This is how you criticize the health care bill

Regular readers will remember that I’ve been critical of some attacks on the recent health care legislation.  These attacks criticize the “dependency on the government” that will be supposedly fostered, while implicitly or explicitly promoting an ideal of independence (i.e. dependence on the impersonal market).  I said

Dependency is the most basic fact of human existence.  The independent man is a fantasy, an imaginary creature like the Tooth Fairy, the noble savage, the state of nature, and the social contract.  The project of conservatism is precisely this:  to moralize and dignify the dependence of man on his fellows.  Nor is dependence on the government an inherently bad thing.  We are supposed to depend on the government after all; that’s what it’s there for.  Conservatives only object to dependence on the government when it undermines other meaningful dependency relationships, e.g. dependence on one’s family or local community.

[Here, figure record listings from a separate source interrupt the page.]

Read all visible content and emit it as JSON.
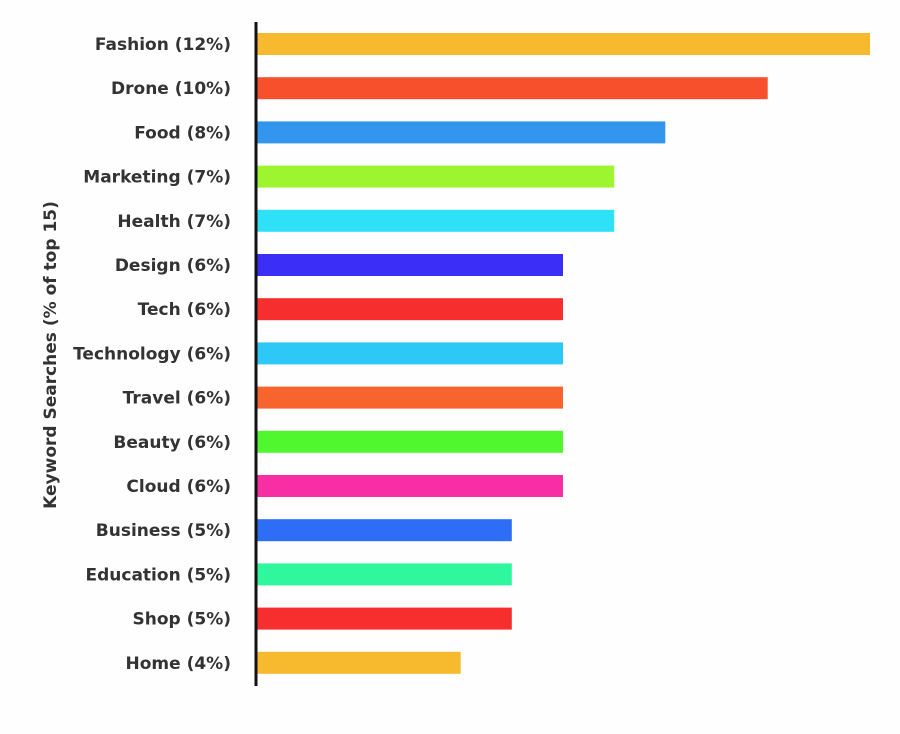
{
  "chart_data": {
    "type": "bar",
    "orientation": "horizontal",
    "ylabel": "Keyword Searches (% of top 15)",
    "xlabel": "",
    "title": "",
    "grid": false,
    "legend": "none",
    "categories": [
      "Fashion (12%)",
      "Drone (10%)",
      "Food (8%)",
      "Marketing (7%)",
      "Health (7%)",
      "Design (6%)",
      "Tech (6%)",
      "Technology (6%)",
      "Travel (6%)",
      "Beauty (6%)",
      "Cloud (6%)",
      "Business (5%)",
      "Education (5%)",
      "Shop (5%)",
      "Home (4%)"
    ],
    "values": [
      12,
      10,
      8,
      7,
      7,
      6,
      6,
      6,
      6,
      6,
      6,
      5,
      5,
      5,
      4
    ],
    "xlim": [
      0,
      12
    ],
    "colors": [
      "#f7b92e",
      "#f7502c",
      "#3296ee",
      "#9cf52e",
      "#2ee1f7",
      "#3a2ef7",
      "#f72e2e",
      "#2ec8f7",
      "#f7642e",
      "#50f72e",
      "#f72ea4",
      "#2e6ef7",
      "#2ef79e",
      "#f72e2e",
      "#f7b92e"
    ]
  }
}
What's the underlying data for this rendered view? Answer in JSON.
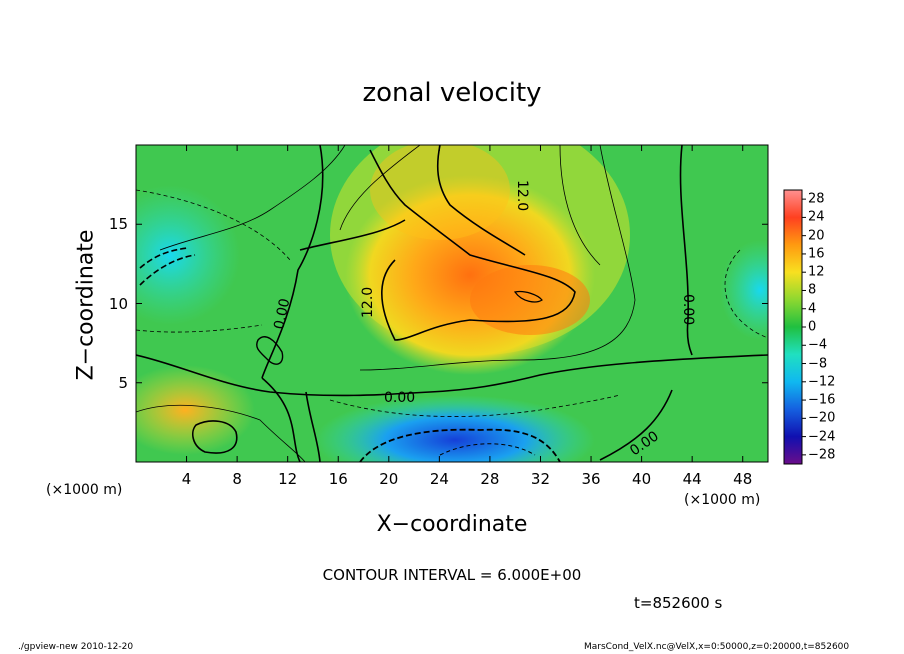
{
  "chart_data": {
    "type": "heatmap",
    "title": "zonal velocity",
    "xlabel": "X−coordinate",
    "ylabel": "Z−coordinate",
    "x_unit_left": "(×1000 m)",
    "x_unit_right": "(×1000 m)",
    "xlim": [
      0,
      50
    ],
    "ylim": [
      0,
      20
    ],
    "x_ticks": [
      "4",
      "8",
      "12",
      "16",
      "20",
      "24",
      "28",
      "32",
      "36",
      "40",
      "44",
      "48"
    ],
    "y_ticks": [
      "5",
      "10",
      "15"
    ],
    "colorbar_ticks": [
      "28",
      "24",
      "20",
      "16",
      "12",
      "8",
      "4",
      "0",
      "−4",
      "−8",
      "−12",
      "−16",
      "−20",
      "−24",
      "−28"
    ],
    "colorbar_range": [
      -30,
      30
    ],
    "contour_labels": [
      "12.0",
      "12.0",
      "0.00",
      "0.00",
      "0.00",
      "0.00"
    ],
    "contour_interval_text": "CONTOUR INTERVAL = 6.000E+00",
    "time_text": "t=852600  s",
    "colors": {
      "negative_strong": "#3030d0",
      "neutral": "#30c040",
      "positive_strong": "#ff7010"
    }
  },
  "footer": {
    "left": "./gpview-new  2010-12-20",
    "right": "MarsCond_VelX.nc@VelX,x=0:50000,z=0:20000,t=852600"
  }
}
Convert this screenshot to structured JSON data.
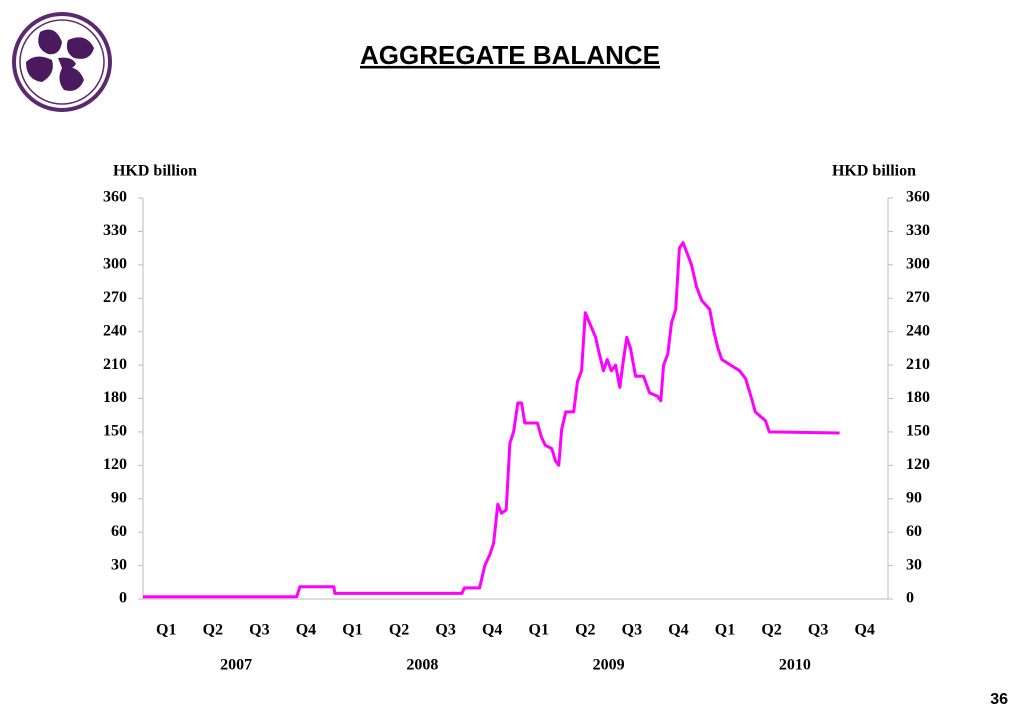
{
  "chart_data": {
    "type": "line",
    "title": "AGGREGATE BALANCE",
    "page_number": "36",
    "y_label": "HKD billion",
    "y2_label": "HKD billion",
    "xlim": [
      0,
      16
    ],
    "xticks": [
      {
        "value": 0.5,
        "label": "Q1"
      },
      {
        "value": 1.5,
        "label": "Q2"
      },
      {
        "value": 2.5,
        "label": "Q3"
      },
      {
        "value": 3.5,
        "label": "Q4"
      },
      {
        "value": 4.5,
        "label": "Q1"
      },
      {
        "value": 5.5,
        "label": "Q2"
      },
      {
        "value": 6.5,
        "label": "Q3"
      },
      {
        "value": 7.5,
        "label": "Q4"
      },
      {
        "value": 8.5,
        "label": "Q1"
      },
      {
        "value": 9.5,
        "label": "Q2"
      },
      {
        "value": 10.5,
        "label": "Q3"
      },
      {
        "value": 11.5,
        "label": "Q4"
      },
      {
        "value": 12.5,
        "label": "Q1"
      },
      {
        "value": 13.5,
        "label": "Q2"
      },
      {
        "value": 14.5,
        "label": "Q3"
      },
      {
        "value": 15.5,
        "label": "Q4"
      }
    ],
    "x_groups": [
      {
        "value": 2,
        "label": "2007"
      },
      {
        "value": 6,
        "label": "2008"
      },
      {
        "value": 10,
        "label": "2009"
      },
      {
        "value": 14,
        "label": "2010"
      }
    ],
    "ylim": [
      0,
      360
    ],
    "yticks": [
      0,
      30,
      60,
      90,
      120,
      150,
      180,
      210,
      240,
      270,
      300,
      330,
      360
    ],
    "y2lim": [
      0,
      360
    ],
    "y2ticks": [
      0,
      30,
      60,
      90,
      120,
      150,
      180,
      210,
      240,
      270,
      300,
      330,
      360
    ],
    "x": [
      0,
      3.3,
      3.37,
      4.1,
      4.12,
      6.85,
      6.9,
      7.23,
      7.34,
      7.45,
      7.53,
      7.62,
      7.7,
      7.8,
      7.88,
      7.96,
      8.05,
      8.13,
      8.2,
      8.47,
      8.56,
      8.64,
      8.78,
      8.86,
      8.93,
      8.99,
      9.08,
      9.25,
      9.33,
      9.42,
      9.5,
      9.59,
      9.72,
      9.8,
      9.89,
      9.97,
      10.06,
      10.15,
      10.24,
      10.32,
      10.39,
      10.47,
      10.58,
      10.75,
      10.88,
      11.05,
      11.12,
      11.18,
      11.27,
      11.35,
      11.44,
      11.52,
      11.6,
      11.69,
      11.78,
      11.89,
      12.0,
      12.17,
      12.26,
      12.35,
      12.43,
      12.81,
      12.94,
      13.07,
      13.15,
      13.37,
      13.45,
      14.96
    ],
    "series": [
      {
        "color": "#ff00ff",
        "values": [
          2,
          2,
          11,
          11,
          5,
          5,
          10,
          10,
          30,
          40,
          50,
          85,
          77,
          80,
          140,
          150,
          176,
          176,
          158,
          158,
          145,
          138,
          135,
          124,
          120,
          152,
          168,
          168,
          195,
          205,
          257,
          248,
          235,
          220,
          205,
          215,
          205,
          210,
          190,
          215,
          235,
          225,
          200,
          200,
          185,
          182,
          178,
          210,
          220,
          248,
          260,
          315,
          320,
          310,
          300,
          280,
          268,
          260,
          240,
          225,
          215,
          205,
          198,
          180,
          168,
          160,
          150,
          149
        ]
      }
    ]
  }
}
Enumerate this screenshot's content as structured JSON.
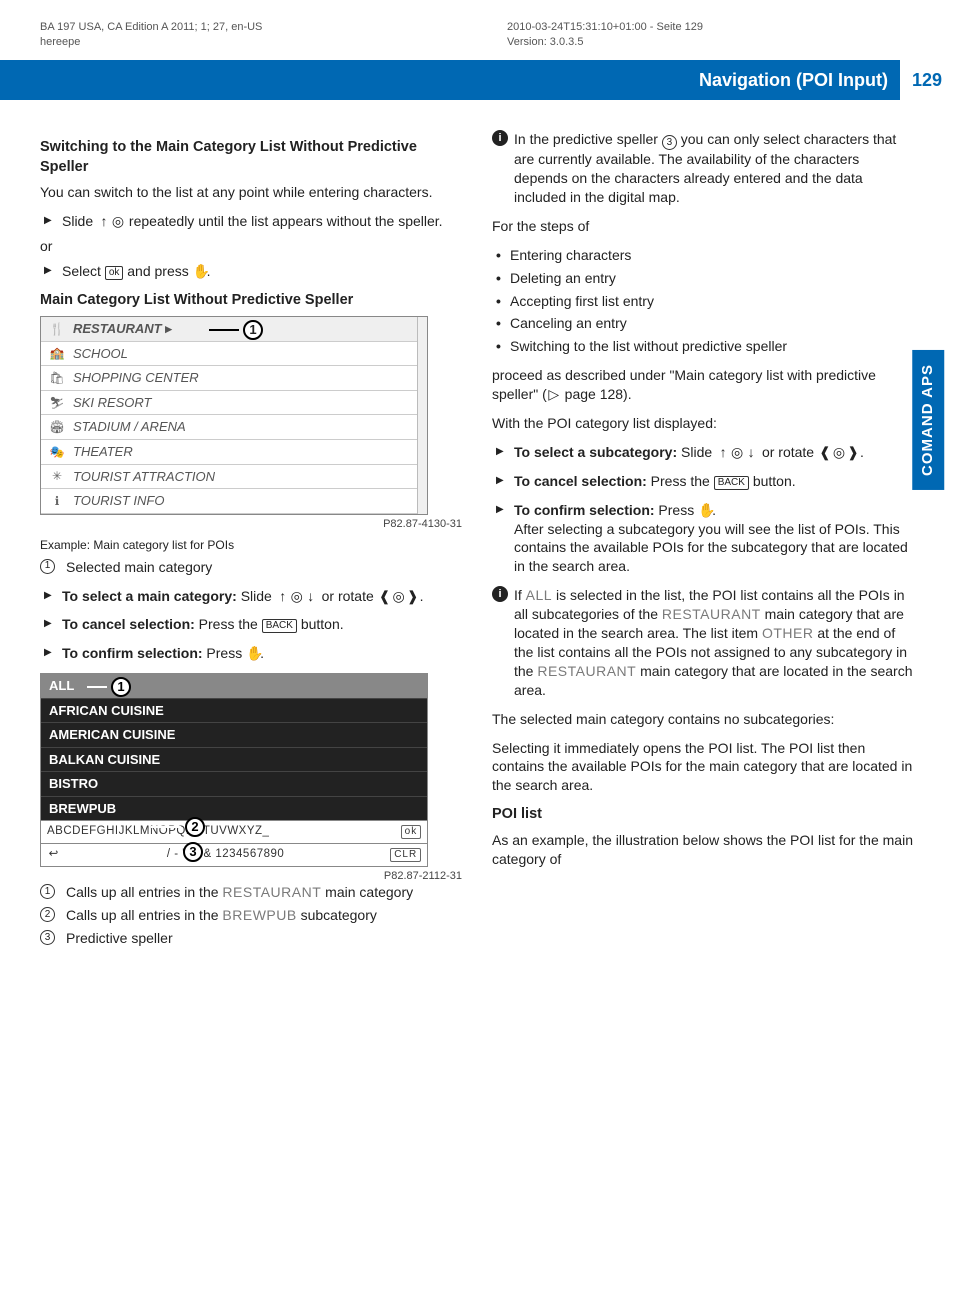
{
  "meta": {
    "left_line1": "BA 197 USA, CA Edition A 2011; 1; 27, en-US",
    "left_line2": "hereepe",
    "right_line1": "2010-03-24T15:31:10+01:00 - Seite 129",
    "right_line2": "Version: 3.0.3.5"
  },
  "header": {
    "title": "Navigation (POI Input)",
    "page": "129"
  },
  "side_tab": "COMAND APS",
  "left": {
    "h1": "Switching to the Main Category List Without Predictive Speller",
    "p1": "You can switch to the list at any point while entering characters.",
    "step1_pre": "Slide ",
    "step1_post": " repeatedly until the list appears without the speller.",
    "or": "or",
    "step2_pre": "Select ",
    "step2_mid": " and press ",
    "step2_end": ".",
    "h2": "Main Category List Without Predictive Speller",
    "fig1_items": [
      {
        "icon": "🍴",
        "label": "RESTAURANT"
      },
      {
        "icon": "🏫",
        "label": "SCHOOL"
      },
      {
        "icon": "🛍",
        "label": "SHOPPING CENTER"
      },
      {
        "icon": "⛷",
        "label": "SKI RESORT"
      },
      {
        "icon": "🏟",
        "label": "STADIUM / ARENA"
      },
      {
        "icon": "🎭",
        "label": "THEATER"
      },
      {
        "icon": "✳",
        "label": "TOURIST ATTRACTION"
      },
      {
        "icon": "ℹ",
        "label": "TOURIST INFO"
      }
    ],
    "fig1_id": "P82.87-4130-31",
    "caption1": "Example: Main category list for POIs",
    "legend1": "Selected main category",
    "select_main_pre": "To select a main category:",
    "select_main_mid": " Slide ",
    "select_main_end": " or rotate ",
    "select_main_tail": ".",
    "cancel_pre": "To cancel selection:",
    "cancel_mid": " Press the ",
    "cancel_end": " button.",
    "confirm_pre": "To confirm selection:",
    "confirm_mid": " Press ",
    "confirm_end": ".",
    "fig2_all": "ALL",
    "fig2_items": [
      "AFRICAN CUISINE",
      "AMERICAN CUISINE",
      "BALKAN CUISINE",
      "BISTRO",
      "BREWPUB"
    ],
    "fig2_row1": "ABCDEFGHIJKLMNOPQRSTUVWXYZ_",
    "fig2_row2": "/ - ' . , & 1234567890",
    "fig2_id": "P82.87-2112-31",
    "leg2_1a": "Calls up all entries in the ",
    "leg2_1b": "RESTAURANT",
    "leg2_1c": " main category",
    "leg2_2a": "Calls up all entries in the ",
    "leg2_2b": "BREWPUB",
    "leg2_2c": " subcategory",
    "leg2_3": "Predictive speller"
  },
  "right": {
    "info1a": "In the predictive speller ",
    "info1b": " you can only select characters that are currently available. The availability of the characters depends on the characters already entered and the data included in the digital map.",
    "for_steps": "For the steps of",
    "bullets": [
      "Entering characters",
      "Deleting an entry",
      "Accepting first list entry",
      "Canceling an entry",
      "Switching to the list without predictive speller"
    ],
    "proceed_a": "proceed as described under \"Main category list with predictive speller\" (",
    "proceed_b": " page 128).",
    "with_poi": "With the POI category list displayed:",
    "sel_sub_pre": "To select a subcategory:",
    "sel_sub_mid": " Slide ",
    "sel_sub_mid2": " or rotate ",
    "sel_sub_end": ".",
    "cancel2_pre": "To cancel selection:",
    "cancel2_mid": " Press the ",
    "cancel2_end": " button.",
    "confirm2_pre": "To confirm selection:",
    "confirm2_mid": " Press ",
    "confirm2_end": ".",
    "confirm2_para": "After selecting a subcategory you will see the list of POIs. This contains the available POIs for the subcategory that are located in the search area.",
    "info2_a": "If ",
    "info2_b": "ALL",
    "info2_c": " is selected in the list, the POI list contains all the POIs in all subcategories of the ",
    "info2_d": "RESTAURANT",
    "info2_e": " main category that are located in the search area. The list item ",
    "info2_f": "OTHER",
    "info2_g": " at the end of the list contains all the POIs not assigned to any subcategory in the ",
    "info2_h": "RESTAURANT",
    "info2_i": " main category that are located in the search area.",
    "nosub": "The selected main category contains no subcategories:",
    "nosub_p": "Selecting it immediately opens the POI list. The POI list then contains the available POIs for the main category that are located in the search area.",
    "h_poi": "POI list",
    "poi_p": "As an example, the illustration below shows the POI list for the main category of"
  },
  "keys": {
    "ok": "ok",
    "back": "BACK",
    "clr": "CLR"
  },
  "syms": {
    "up": "↑",
    "down": "↓",
    "knob": "◎",
    "press": "✋",
    "rotL": "❰",
    "rotR": "❱",
    "tri": "▷",
    "ret": "↩"
  }
}
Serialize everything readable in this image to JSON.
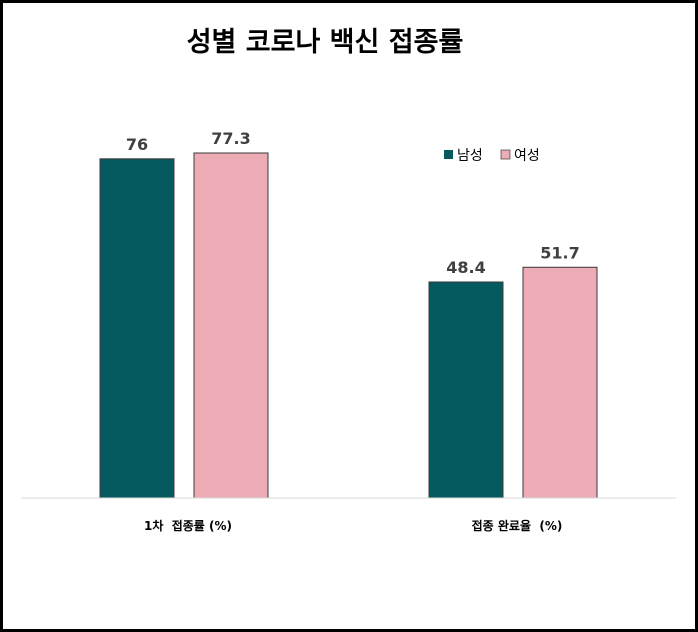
{
  "chart_data": {
    "type": "bar",
    "title": "성별 코로나 백신 접종률",
    "categories": [
      "1차  접종률 (%)",
      "접종 완료율  (%)"
    ],
    "series": [
      {
        "name": "남성",
        "values": [
          76,
          48.4
        ],
        "value_labels": [
          "76",
          "48.4"
        ],
        "color": "#055a60"
      },
      {
        "name": "여성",
        "values": [
          77.3,
          51.7
        ],
        "value_labels": [
          "77.3",
          "51.7"
        ],
        "color": "#edabb6"
      }
    ],
    "ylim": [
      0,
      77.3
    ],
    "grid": false,
    "legend_position": "top-right"
  }
}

Now Anthony Esolen has, in the context of the health care bill, stated the argument against government overcentralization in terms that a conservative can whole-heartedly endorse.  Here’s an excerpt:

The Thomistic view of the polis underlies the Catholic doctrine of subsidiarity, which asserts that communities closest to the issue at hand should be allowed the freedom to tackle it. That is not simply because they do a better job of it, as some conservatives insist. It is because the fullness of community life is essential to our being human. It is doubtful that the state, much less the federal government, is better at educating children than were the fully engaged American townsmen of old, who hired and fired their own teachers at will, and had a fairly clear idea of what their children ought to learn. But even if it could do the job well, its assumption of that role would take from the community one of the most important responsibilities it possesses. It would overstep its own zone of authority to usurp another. Supposing some state agency could, with wonderful efficiency, feed children and make them do their homework and put them to bed; still, its exercise of this role would rob from the people one of the great challenges and joys of life, the raising of children according to one’s own best lights.

Professor Esolen is one of my favorite traditionalist writers, and he states our fundamental positions well.  I’m still not sure how this applies to the issue at hand, namely health insurance, which is not a traditional function of the family, the Church, or the local community.